You've Reached Sam

“What do you mean?”

“I mean, right here,” he says, gesturing at the grass where we sit. “Out loud, I guess. About normal things. Like stuff we used to talk about, you know?” Then he looks away, shaking his head. “It’s stupid, I know.”

If only he knew the truth. If only I could just tell him. “No, it isn’t,” I say to ease him. “I get it. If it makes you feel better, I tried calling him.”

“You mean, on the phone?”

“Yeah.”

For a second, I think he might ask me more about this, but he doesn’t. Though a part of me wishes he did. I wonder what my answer would have been. I watch Oliver pick at the grass again and feel a pang of guilt. Guilt for getting to talk with Sam, and not being able to tell anyone about it. Maybe I should. Just to know what happens next. Or for him to tell me this is real. Without looking up, Oliver asks me another question. “Can I tell you something else?”

I lean forward and listen.

“Remember what I asked you that one night? About what you’d say to Sam, if you had one more chance?”

“I do.”

“Do you want to know mine?”

“Only if you want to tell me.”

Oliver takes a deep breath and lets it out. His mouth opens and closes, as if something inside is stopping him. But eventually, he lets it out, like he’s been holding his breath for a long time.

“I would tell Sam I love him. That I always have.”

“I’m sure Sam loved you, too,” I say.

He looks at me. “But not the way he loved you.”

A silence.

“It doesn’t matter anyway,” Oliver says, shaking his head. “It’s better that I never told him. Maybe we’d stop being friends if I did.”

“Why would you say that?” I ask him. “You know Sam would be your friend no matter what.”

Oliver looks away again. “I always thought he might have felt the same way, too. That maybe there was something more between us, you know? Between me and Sam. Before you came here, I mean.” He drops his head. “I guess we’ll never know…” He goes quiet for a long time. When he wipes his eyes, and tears pour down, I realize he’s crying. Seeing him like this, my eyes start watering, too. I come behind, and put my arms around him. I rest my head on his back, and feel a pulse or heartbeat or I’m not sure what, but it’s someone else’s and not mine. Something I haven’t felt in a while.

“I wish he was still here,” Oliver says through tears.

“I know. I do, too.”

“You really think he’d still be my friend if I told him?”

“My honest answer?”

I feel him nod.

“I think Sam already knew.”

Judging from his silence, maybe he always wondered this. Maybe I’ve always wondered, too. About Oliver. Maybe this was the reason why he and I could never get close. Because of Sam. Because we both loved him in the same way. It’s the one thing we share now after he’s gone.
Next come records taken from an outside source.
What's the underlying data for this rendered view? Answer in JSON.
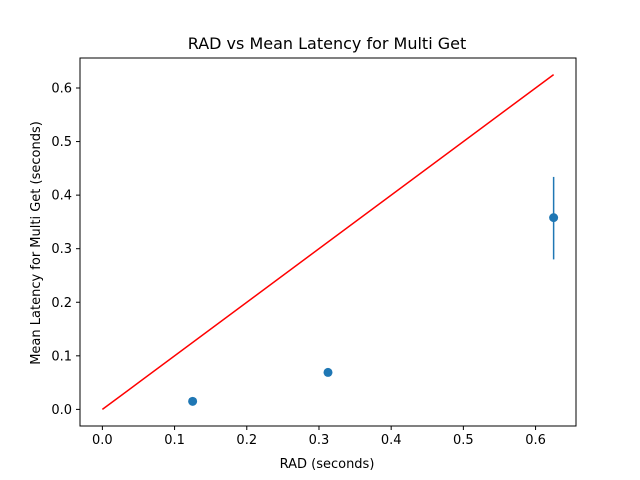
{
  "chart_data": {
    "type": "scatter",
    "title": "RAD vs Mean Latency for Multi Get",
    "xlabel": "RAD (seconds)",
    "ylabel": "Mean Latency for Multi Get (seconds)",
    "xlim": [
      -0.031,
      0.656
    ],
    "ylim": [
      -0.031,
      0.656
    ],
    "xticks": [
      0.0,
      0.1,
      0.2,
      0.3,
      0.4,
      0.5,
      0.6
    ],
    "xtick_labels": [
      "0.0",
      "0.1",
      "0.2",
      "0.3",
      "0.4",
      "0.5",
      "0.6"
    ],
    "yticks": [
      0.0,
      0.1,
      0.2,
      0.3,
      0.4,
      0.5,
      0.6
    ],
    "ytick_labels": [
      "0.0",
      "0.1",
      "0.2",
      "0.3",
      "0.4",
      "0.5",
      "0.6"
    ],
    "grid": false,
    "points": [
      {
        "x": 0.125,
        "y": 0.015,
        "err_low": 0.015,
        "err_high": 0.015
      },
      {
        "x": 0.3125,
        "y": 0.069,
        "err_low": 0.069,
        "err_high": 0.069
      },
      {
        "x": 0.625,
        "y": 0.358,
        "err_low": 0.28,
        "err_high": 0.434
      }
    ],
    "reference_line": {
      "x": [
        0.0,
        0.625
      ],
      "y": [
        0.0,
        0.625
      ],
      "color": "#ff0000"
    },
    "colors": {
      "points": "#1f77b4",
      "line": "#ff0000",
      "axes": "#000000"
    }
  }
}
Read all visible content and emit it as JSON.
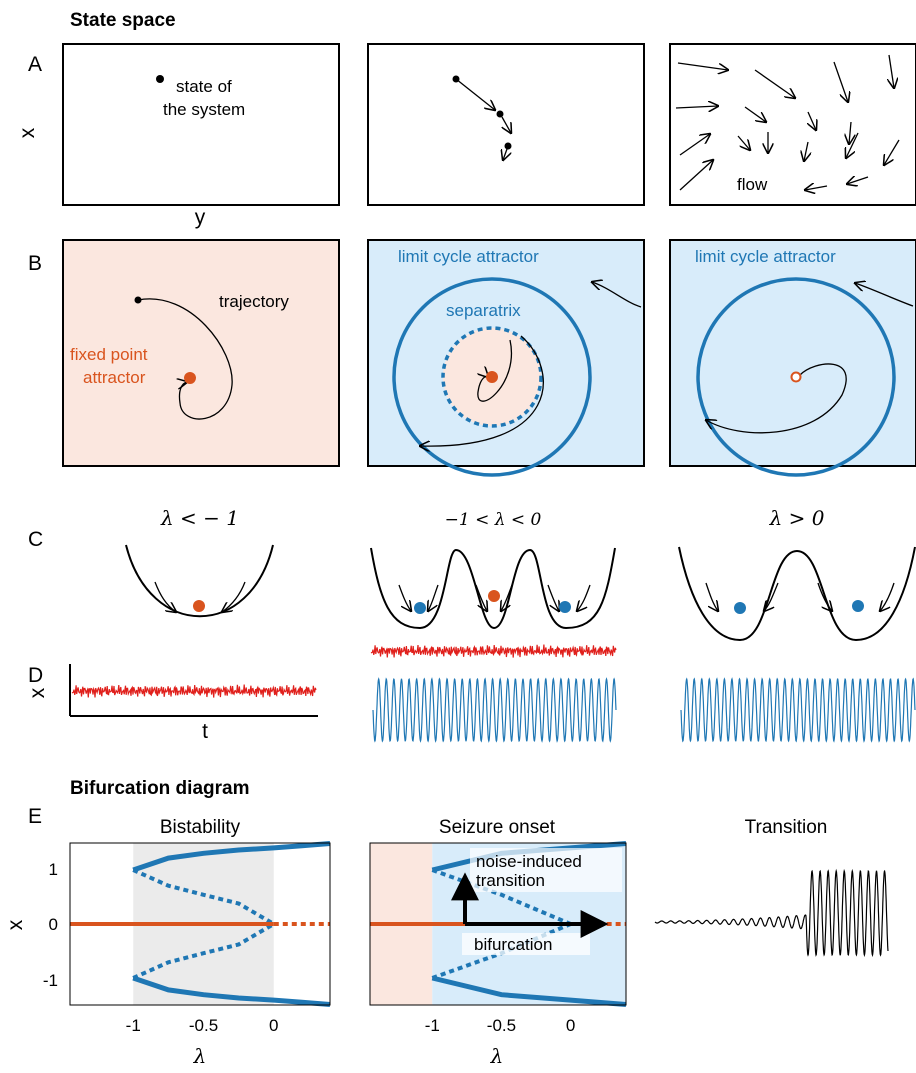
{
  "colors": {
    "blue": "#1f77b4",
    "red": "#d9541e",
    "red_signal": "#e0201c",
    "bg_red": "#fbe7df",
    "bg_blue": "#d8ecfa",
    "bg_gray": "#ebebeb"
  },
  "section_titles": {
    "state_space": "State space",
    "bifurcation": "Bifurcation diagram"
  },
  "panel_letters": {
    "a": "A",
    "b": "B",
    "c": "C",
    "d": "D",
    "e": "E"
  },
  "panel_a": {
    "x_label": "x",
    "y_label": "y",
    "state_label_1": "state of",
    "state_label_2": "the system",
    "flow_label": "flow"
  },
  "panel_b": {
    "trajectory_label": "trajectory",
    "fixed_point_label_1": "fixed point",
    "fixed_point_label_2": "attractor",
    "limit_cycle_label": "limit cycle attractor",
    "separatrix_label": "separatrix"
  },
  "panel_c": {
    "label_left": "λ < − 1",
    "label_mid": "−1 < λ < 0",
    "label_right": "λ > 0"
  },
  "panel_d": {
    "x_label": "x",
    "t_label": "t"
  },
  "panel_e": {
    "titles": [
      "Bistability",
      "Seizure onset",
      "Transition"
    ],
    "y_label": "x",
    "x_label": "λ",
    "y_ticks": [
      "1",
      "0",
      "-1"
    ],
    "x_ticks": [
      "-1",
      "-0.5",
      "0"
    ],
    "noise_label_1": "noise-induced",
    "noise_label_2": "transition",
    "bifurcation_label": "bifurcation"
  },
  "chart_data": [
    {
      "type": "line",
      "title": "Bistability",
      "xlabel": "λ",
      "ylabel": "x",
      "xlim": [
        -1.45,
        0.4
      ],
      "ylim": [
        -1.5,
        1.5
      ],
      "x_ticks": [
        -1,
        -0.5,
        0
      ],
      "y_ticks": [
        -1,
        0,
        1
      ],
      "shaded_region": [
        -1,
        0
      ],
      "series": [
        {
          "values": [
            [
              -1,
              1.0
            ],
            [
              -0.75,
              1.22
            ],
            [
              -0.5,
              1.31
            ],
            [
              -0.25,
              1.37
            ],
            [
              0,
              1.41
            ],
            [
              0.2,
              1.45
            ],
            [
              0.4,
              1.49
            ]
          ]
        },
        {
          "values": [
            [
              -1,
              1.0
            ],
            [
              -0.75,
              0.71
            ],
            [
              -0.5,
              0.54
            ],
            [
              -0.25,
              0.38
            ],
            [
              0,
              0
            ]
          ]
        },
        {
          "values": [
            [
              -1.45,
              0
            ],
            [
              0,
              0
            ]
          ]
        },
        {
          "values": [
            [
              0,
              0
            ],
            [
              0.4,
              0
            ]
          ]
        }
      ]
    },
    {
      "type": "line",
      "title": "Seizure onset",
      "xlabel": "λ",
      "ylabel": "x",
      "xlim": [
        -1.45,
        0.4
      ],
      "ylim": [
        -1.5,
        1.5
      ],
      "x_ticks": [
        -1,
        -0.5,
        0
      ],
      "y_ticks": [
        -1,
        0,
        1
      ],
      "series": [
        {
          "values": [
            [
              -1,
              1.0
            ],
            [
              -0.5,
              1.31
            ],
            [
              0,
              1.41
            ],
            [
              0.4,
              1.49
            ]
          ]
        },
        {
          "values": [
            [
              -1,
              1.0
            ],
            [
              -0.5,
              0.54
            ],
            [
              0,
              0
            ]
          ]
        },
        {
          "values": [
            [
              -1.45,
              0
            ],
            [
              0,
              0
            ]
          ]
        },
        {
          "values": [
            [
              0,
              0
            ],
            [
              0.4,
              0
            ]
          ]
        }
      ]
    }
  ]
}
Out of nowhere, a breeze rolls through us and down the hill, sending pinwheels spinning as tree branches stretch to life for the first time since we got here. Oliver and I look up the hill as if expecting to see someone standing there, watching. But no one’s there. The sound of a hundred pinwheels turning is all we hear. Somehow, each one plays a different note, like wineglasses filled with water when you move your finger along the rim.

“Do you think that could be Sam?” Oliver whispers.

“It could be…” I move my ear in the direction of the wind, listening. “The song. It sounds familiar.”

Oliver tilts his head and listens, too. The two of us sit there in the grass in silence for a long time, trying to see if one of us can recognize the melody.



* * *



I walk Oliver home after we leave memorial hill. I wanted to make sure he was okay before heading to work. It’s my first shift since Sam died. I knew Tristan needed some time off, so I offered to come in this weekend. Since things are slow at the bookstore, there’s usually no need for the two of us to be here, so we rarely get a chance to work together. The only times we see each other are the moments we come in to switch shifts. It makes it hard to start our local book group we’ve been planning to promote at the store. We haven’t even decided on a first book yet. Tristan has been pushing The Hitchhiker’s Guide to the Galaxy, but I said everyone’s already read it. “It’s a book you have to read at least twice,” he keeps saying.

Behind the counter, there’s a pin board where Tristan and I leave notes for each other, laying out which tasks have been taken care of, along with what needs to be done next. Sometimes, we leave personal messages. I find a blue note card pinned over the checklist.

Hope you’re feeling better.

Left your ticket in the first drawer.